Atualmente, tornou-se um dos principais veículos de comunicação do presidente Jair Bolsonaro (PL), que conta com 1.023.927 inscritos em seu canal, criado em janeiro de 2021 após o banimento do ex-presidente dos Estados Unidos Donald Trump do Twitter. Na plataforma, Bolsonaro dissemina vídeos, pronunciamentos e andamento de propostas em todas as esferas do governo.

A título de comparação, o número de inscritos no canal de Lula (PT), que lidera as pesquisas de intenção de voto para o ano que vem, chega a 47.100. Ciro Gomes (PDT) conta com 19 mil usuários.

— A questão é que ter um espaço assim, com a potência e abrangência que tem, faz com que haja um perigo muito grande de escoar para essa aplicação tudo aquilo que poderia danificar a democracia brasileira e que seria barrado nos outros aplicativos ou plataformas que estão em conformidade com as regras — aponta o professor de Direito Eleitoral Digital da Universidade Mackenzie Diogo Rais.

Para ele, a dificuldade é que as instituições não conseguem penetrar no Telegram e, com isso, todos os outros aplicativos e plataformas, como WhatsApp ou YouTube, acabam se tornando vítimas desse mesmo processo. Rais afirma que o banimento é uma medida drástica, e pondera que, caso ocorra, pode abrir um precedente perigoso em termos de liberdade de expressão. Ainda assim, considera que esse possa ser um caminho a ser tomado.

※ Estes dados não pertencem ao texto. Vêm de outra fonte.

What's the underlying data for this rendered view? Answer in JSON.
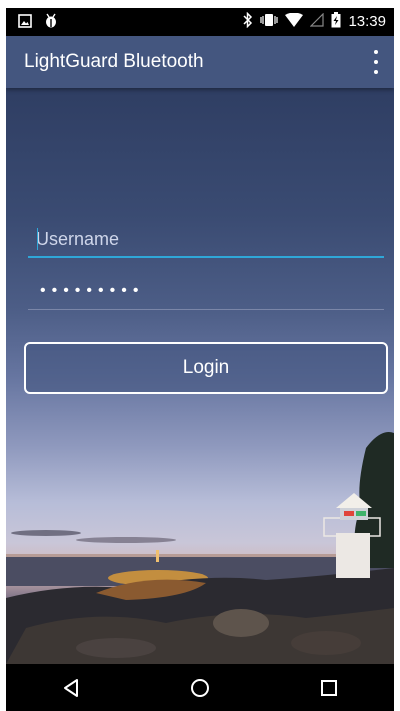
{
  "status_bar": {
    "time": "13:39",
    "left_icons": [
      "image-icon",
      "android-debug-icon"
    ],
    "right_icons": [
      "bluetooth-icon",
      "vibrate-icon",
      "wifi-icon",
      "cell-signal-icon",
      "battery-charging-icon"
    ]
  },
  "toolbar": {
    "title": "LightGuard Bluetooth",
    "menu_icon": "overflow-menu-icon"
  },
  "login_form": {
    "username": {
      "value": "",
      "placeholder": "Username"
    },
    "password": {
      "masked": "•••••••••"
    },
    "login_label": "Login"
  },
  "nav_bar": {
    "buttons": [
      "back-icon",
      "home-icon",
      "recents-icon"
    ]
  },
  "colors": {
    "toolbar": "#44567f",
    "accent": "#2fa7d8",
    "text": "#ffffff"
  }
}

— Basta vermos o que aconteceu com o aplicativo Parler, que vinha sendo usado por setores da extrema-direita pela falta de regulamentação. Nos Estados Unidos, houve uma série de decisões judiciais que exigiram a retirada do aplicativo das plataformas, de forma que novos usuários não mais conseguiram baixá-lo. É uma maneira de diminuir o impacto — explica o professor, que estuda os movimentos digitais nas eleições desde 2010.